Wave 1 — scope & intended use

  • Q1. Confirm the in-scope surface is "an authenticated SQL/REST client at the Drillbit front door (JDBC/ODBC/REST/Web UI), in a clustered multi-user deployment", with embedded single-user mode out of scope. Anything to add?
  • Q2. Confirm Drill is not responsible for the underlying data sources' own access control — that HDFS/S3/RDBMS/Hive/Kafka security is theirs, and Drill's job is to honor it (via impersonation/views), not replace it.
  • Q4. Confirm dynamic-UDF upload and storage-plugin configuration are admin-only, code/connectivity-execution-by-design — i.e. a finding that requires those rights is out of model.
  • Q5. Confirm operators with cluster-host / Drillbit-service-account / ZooKeeper-write access (and the data sources themselves) are out of model.

Wave 2 — auth, impersonation, defaults

  • Q9. (reshapes §5a/§8/§10/§11a/§13) What are the shipped defaults for security.auth.enabled, impersonation.enabled, wire encryption, and Web-UI auth — and is "left at the default in a multi-user deployment" a VALID finding or OUT-OF-MODEL: non-default-build?
  • Q6. At the client→Drillbit boundary, are SQL text, connection properties, and inbound-impersonation targets all treated as untrusted (i.e. is identity-spoof via connection properties prevented unless an explicit proxy policy permits it)?
  • Q7. Which impersonation posture is the supported/recommended one, and does authorization fully delegate to the data source when it's on?
  • Q10. What does Drill claim to uphold given a valid authenticated session (auth, authz scoping, others) — confirm the §8 list.

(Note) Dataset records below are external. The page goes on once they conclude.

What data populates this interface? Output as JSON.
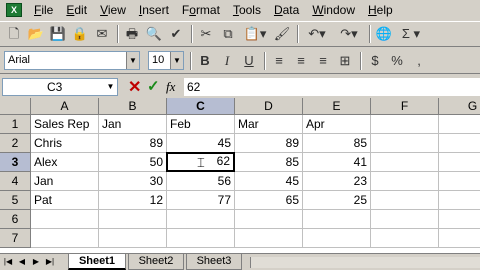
{
  "app": {
    "icon_label": "X"
  },
  "menu": [
    {
      "label": "File",
      "ul": "F",
      "rest": "ile"
    },
    {
      "label": "Edit",
      "ul": "E",
      "rest": "dit"
    },
    {
      "label": "View",
      "ul": "V",
      "rest": "iew"
    },
    {
      "label": "Insert",
      "ul": "I",
      "rest": "nsert"
    },
    {
      "label": "Format",
      "ul": "o",
      "pre": "F",
      "rest": "rmat"
    },
    {
      "label": "Tools",
      "ul": "T",
      "rest": "ools"
    },
    {
      "label": "Data",
      "ul": "D",
      "rest": "ata"
    },
    {
      "label": "Window",
      "ul": "W",
      "rest": "indow"
    },
    {
      "label": "Help",
      "ul": "H",
      "rest": "elp"
    }
  ],
  "format_bar": {
    "font": "Arial",
    "size": "10"
  },
  "formula_bar": {
    "cell_ref": "C3",
    "value": "62",
    "fx": "fx"
  },
  "columns": [
    "A",
    "B",
    "C",
    "D",
    "E",
    "F",
    "G"
  ],
  "rows": [
    "1",
    "2",
    "3",
    "4",
    "5",
    "6",
    "7"
  ],
  "selected_cell": "C3",
  "cells": [
    [
      "Sales Rep",
      "Jan",
      "Feb",
      "Mar",
      "Apr",
      "",
      ""
    ],
    [
      "Chris",
      "89",
      "45",
      "89",
      "85",
      "",
      ""
    ],
    [
      "Alex",
      "50",
      "62",
      "85",
      "41",
      "",
      ""
    ],
    [
      "Jan",
      "30",
      "56",
      "45",
      "23",
      "",
      ""
    ],
    [
      "Pat",
      "12",
      "77",
      "65",
      "25",
      "",
      ""
    ],
    [
      "",
      "",
      "",
      "",
      "",
      "",
      ""
    ],
    [
      "",
      "",
      "",
      "",
      "",
      "",
      ""
    ]
  ],
  "sheets": [
    "Sheet1",
    "Sheet2",
    "Sheet3"
  ],
  "active_sheet": "Sheet1"
}
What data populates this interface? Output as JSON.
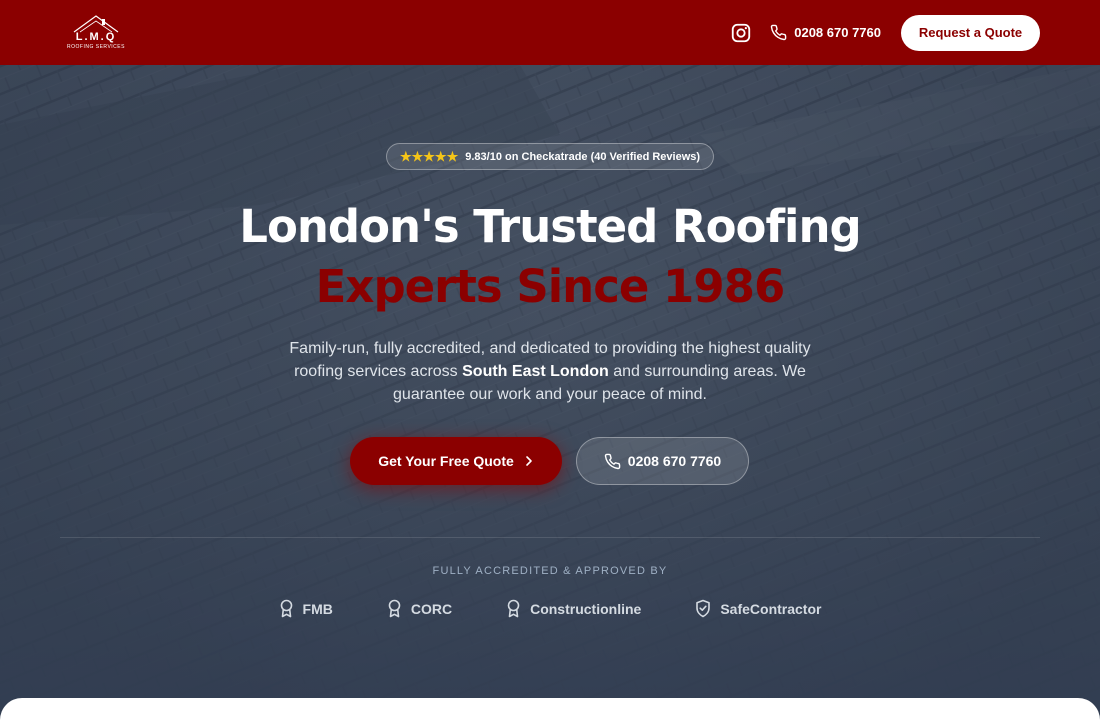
{
  "header": {
    "logo_text": "L.M.Q",
    "logo_subtext": "ROOFING SERVICES",
    "phone": "0208 670 7760",
    "quote_button": "Request a Quote"
  },
  "hero": {
    "rating": {
      "stars": "★★★★★",
      "text": "9.83/10 on Checkatrade (40 Verified Reviews)"
    },
    "headline_line1": "London's Trusted Roofing",
    "headline_line2": "Experts Since 1986",
    "description_part1": "Family-run, fully accredited, and dedicated to providing the highest quality roofing services across ",
    "description_bold": "South East London",
    "description_part2": " and surrounding areas. We guarantee our work and your peace of mind.",
    "cta_primary": "Get Your Free Quote",
    "cta_secondary": "0208 670 7760"
  },
  "accreditations": {
    "title": "FULLY ACCREDITED & APPROVED BY",
    "items": [
      "FMB",
      "CORC",
      "Constructionline",
      "SafeContractor"
    ]
  },
  "colors": {
    "brand_red": "#8b0000",
    "star_yellow": "#f5c518",
    "hero_overlay": "#3a4657"
  },
  "icons": {
    "instagram": "instagram-icon",
    "phone": "phone-icon",
    "arrow": "chevron-right-icon",
    "award": "award-icon",
    "shield": "shield-check-icon"
  }
}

Wave 3 — boundaries, resources, false-friends

  • Q3. Inter-Drillbit + ZooKeeper trust: confirm these are assumed network-isolated, the RPC is authenticated (SASL), and Drill makes no integrity claim against a Byzantine authenticated peer.
  • Q8. Confirm the §5 "no ambient side effects" inventory — beyond its ports, configured plugins, profile/spill writes, and ZooKeeper, a Drillbit makes no other outbound connection except those a query drives.
  • Q11. Is super-linear CPU/memory in query/data size a bug, or is bounding it the operator's job (per-query memory limits, queues)? Is a hang on a pathological query a security issue? Or is no resource guarantee made?
  • Q12. (Partially answered — cgivre, PR #3052: storage/filesystem enumeration via Drill is by-design, not a finding — folded into §11a. More welcome.) What do scanners/researchers most often report against Drill that you consider a non-finding? (Feeds §11a.)